Bilginin kaynağı vahiy ve kâinat kitabıdır. İlk insan ilk peygamberdir, Hz. Adem’e kitap verilmiştir. Allah, evreni kitap gibi yaratmış; okunmasını, araştırılmasını, ilim sahibi olunmasını emretmiştir.

Özkök’ün iddia ettiği gibi Müslümanların bilim ile bir problemi yoktur, olamaz da.

Sayın Özkök, yorum ile bilgiyi neden ayırmadı?

Ben yazımda suyun donma yasasını koyanın “doğa” olmasını eleştirdim. Kanunları koyan ve yürütenin Allah olduğunu ifade ettim. Darwinciler ve ateistler, yaratıcıyı kabul etmeyip Allah yerine doğa yaptı, kendi kendine oldu dedikleri için Müslümanlarla aralarında yorum farkı var.

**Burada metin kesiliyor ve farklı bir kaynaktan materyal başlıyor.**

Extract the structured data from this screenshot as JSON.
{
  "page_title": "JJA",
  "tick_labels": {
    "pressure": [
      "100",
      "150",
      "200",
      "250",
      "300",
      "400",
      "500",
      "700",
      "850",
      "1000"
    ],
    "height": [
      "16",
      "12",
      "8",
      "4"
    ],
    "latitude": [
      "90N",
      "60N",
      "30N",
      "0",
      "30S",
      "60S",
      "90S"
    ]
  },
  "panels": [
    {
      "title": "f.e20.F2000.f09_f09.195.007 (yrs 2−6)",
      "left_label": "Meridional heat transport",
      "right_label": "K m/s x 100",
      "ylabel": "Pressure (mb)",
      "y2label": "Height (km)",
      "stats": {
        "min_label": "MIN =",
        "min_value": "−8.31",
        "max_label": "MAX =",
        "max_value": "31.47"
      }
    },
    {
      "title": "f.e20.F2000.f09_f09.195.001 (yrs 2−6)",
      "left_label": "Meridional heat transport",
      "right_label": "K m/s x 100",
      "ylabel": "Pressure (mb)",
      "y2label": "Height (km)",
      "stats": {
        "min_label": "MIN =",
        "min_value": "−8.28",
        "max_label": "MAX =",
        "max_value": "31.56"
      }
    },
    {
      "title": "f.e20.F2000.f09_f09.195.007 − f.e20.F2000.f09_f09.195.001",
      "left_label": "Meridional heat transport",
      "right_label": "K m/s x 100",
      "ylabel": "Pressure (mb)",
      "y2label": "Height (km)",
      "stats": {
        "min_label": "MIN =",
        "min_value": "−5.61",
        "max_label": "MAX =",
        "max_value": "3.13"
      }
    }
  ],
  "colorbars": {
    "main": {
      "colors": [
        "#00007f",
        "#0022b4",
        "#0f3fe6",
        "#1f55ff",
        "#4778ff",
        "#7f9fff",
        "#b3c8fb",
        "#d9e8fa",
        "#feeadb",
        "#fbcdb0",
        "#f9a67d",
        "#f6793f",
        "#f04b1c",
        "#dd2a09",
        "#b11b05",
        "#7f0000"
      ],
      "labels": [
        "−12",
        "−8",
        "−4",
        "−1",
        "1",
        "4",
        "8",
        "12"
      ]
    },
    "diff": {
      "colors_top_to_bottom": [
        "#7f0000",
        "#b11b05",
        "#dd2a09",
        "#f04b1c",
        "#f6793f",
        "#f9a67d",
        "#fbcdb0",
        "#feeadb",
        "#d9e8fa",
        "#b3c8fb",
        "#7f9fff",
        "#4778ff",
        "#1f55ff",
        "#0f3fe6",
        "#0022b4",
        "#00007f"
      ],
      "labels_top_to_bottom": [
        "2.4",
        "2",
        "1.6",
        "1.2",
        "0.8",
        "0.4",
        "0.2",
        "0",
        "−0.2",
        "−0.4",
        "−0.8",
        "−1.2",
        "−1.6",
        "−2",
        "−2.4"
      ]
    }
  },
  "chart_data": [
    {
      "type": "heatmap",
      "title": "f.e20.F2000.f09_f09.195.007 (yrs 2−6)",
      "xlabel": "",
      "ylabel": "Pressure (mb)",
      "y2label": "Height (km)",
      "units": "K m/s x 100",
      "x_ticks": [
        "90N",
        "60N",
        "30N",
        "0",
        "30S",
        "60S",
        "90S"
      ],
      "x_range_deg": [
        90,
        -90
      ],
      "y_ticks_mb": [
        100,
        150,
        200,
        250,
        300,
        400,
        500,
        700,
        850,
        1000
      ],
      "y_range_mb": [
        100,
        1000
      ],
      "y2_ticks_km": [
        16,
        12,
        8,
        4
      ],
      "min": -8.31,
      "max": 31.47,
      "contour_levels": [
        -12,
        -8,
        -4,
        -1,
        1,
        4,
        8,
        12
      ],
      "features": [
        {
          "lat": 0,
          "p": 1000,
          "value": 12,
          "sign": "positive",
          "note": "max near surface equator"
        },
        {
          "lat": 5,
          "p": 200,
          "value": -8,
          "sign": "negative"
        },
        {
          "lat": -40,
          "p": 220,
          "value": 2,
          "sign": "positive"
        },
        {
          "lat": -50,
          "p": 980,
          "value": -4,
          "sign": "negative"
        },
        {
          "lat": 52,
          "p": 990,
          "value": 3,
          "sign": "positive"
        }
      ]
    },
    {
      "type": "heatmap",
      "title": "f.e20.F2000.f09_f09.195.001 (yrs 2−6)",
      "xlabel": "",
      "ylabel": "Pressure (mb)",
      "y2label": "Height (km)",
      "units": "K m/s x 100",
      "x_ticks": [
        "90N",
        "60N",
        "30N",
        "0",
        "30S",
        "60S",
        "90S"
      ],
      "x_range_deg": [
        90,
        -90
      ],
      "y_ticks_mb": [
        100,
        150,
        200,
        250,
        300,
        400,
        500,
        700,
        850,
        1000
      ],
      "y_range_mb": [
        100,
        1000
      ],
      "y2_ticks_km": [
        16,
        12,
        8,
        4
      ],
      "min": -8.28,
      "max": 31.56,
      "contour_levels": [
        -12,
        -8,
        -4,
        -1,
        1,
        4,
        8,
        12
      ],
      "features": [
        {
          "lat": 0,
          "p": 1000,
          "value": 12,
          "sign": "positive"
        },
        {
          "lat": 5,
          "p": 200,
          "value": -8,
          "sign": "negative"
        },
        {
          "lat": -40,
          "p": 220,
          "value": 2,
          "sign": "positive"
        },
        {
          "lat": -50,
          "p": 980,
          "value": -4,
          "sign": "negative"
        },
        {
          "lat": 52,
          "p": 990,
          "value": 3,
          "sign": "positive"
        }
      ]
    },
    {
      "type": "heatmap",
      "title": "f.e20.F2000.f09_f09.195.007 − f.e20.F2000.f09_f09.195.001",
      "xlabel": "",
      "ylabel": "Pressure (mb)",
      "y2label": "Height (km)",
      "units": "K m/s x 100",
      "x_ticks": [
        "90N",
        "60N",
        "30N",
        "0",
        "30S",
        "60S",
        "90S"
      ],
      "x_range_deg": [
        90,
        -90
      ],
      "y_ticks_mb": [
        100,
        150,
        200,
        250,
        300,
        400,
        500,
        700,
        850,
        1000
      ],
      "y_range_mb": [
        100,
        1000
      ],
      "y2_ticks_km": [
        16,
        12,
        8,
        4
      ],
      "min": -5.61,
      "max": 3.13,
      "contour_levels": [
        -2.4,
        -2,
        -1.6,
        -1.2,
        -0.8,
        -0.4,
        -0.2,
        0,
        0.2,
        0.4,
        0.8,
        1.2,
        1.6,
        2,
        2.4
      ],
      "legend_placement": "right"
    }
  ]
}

Özkök hayli yaşlandı. Bilgi ile yorumu ayıramaması bunama semptomu mu?

İkinci bir ihtimal, ayırmak istemedi, çarpıtma yaparak benim bilime karşı olduğum imajını vermek istedi.

Yazısının başlığı “Bunların sadece Darwin’le meselesi var sanıyordum.”

Sayın Özkök, benim gibi 52 kitap yayınlamış; hikâye, roman, makale ödülleri almış bir yazarın adını anmıyor. “Bunlar” diyerek güya bütün Yeni Akit yazarlarını karalama kurnazlığını seçiyor.

Yeni Akit’teki her yazarın köşesi var ve herkes kendi yazdıklarından sorumlu. Tıpkı Hürriyet’te olduğu gibi.

Vicdanlı bir eleştiri yapacaksak Özkök’ün yazdıklarını “bunlar” diyerek bütün Hürriyet yazarlarına mal etmek en azından insafsızlık ve vicdansızlıktır.

Özkök ya vicdansızlığı tercih etti ya da bilgi ile yorumu ayıramayacak derecede bunama semptomu gösteriyor ya da benim yazıyı okurken kafa kıyaktı.

Ya da “Muhtar bile olamaz”, “Kaosa kalkan 411 el” manşetlerini attığı günlerdeki gibi kini, mantığının önüne geçti. Akıl tutulması yaşıyor.

Vahap Munyar Bey’e Özkök’ün yazı odasını kontrol etmesini, alkollü iken yazdırmamasını öneririm.

Bunama semptomu ihtimalini de düşünerek Özkök’e ünlü psikiyatrist Prof. Sefa Saygılı’yı ziyaret etmesini tavsiye ederim.

Yaşlandım deyip köşeye çekilmesini de salık veririm.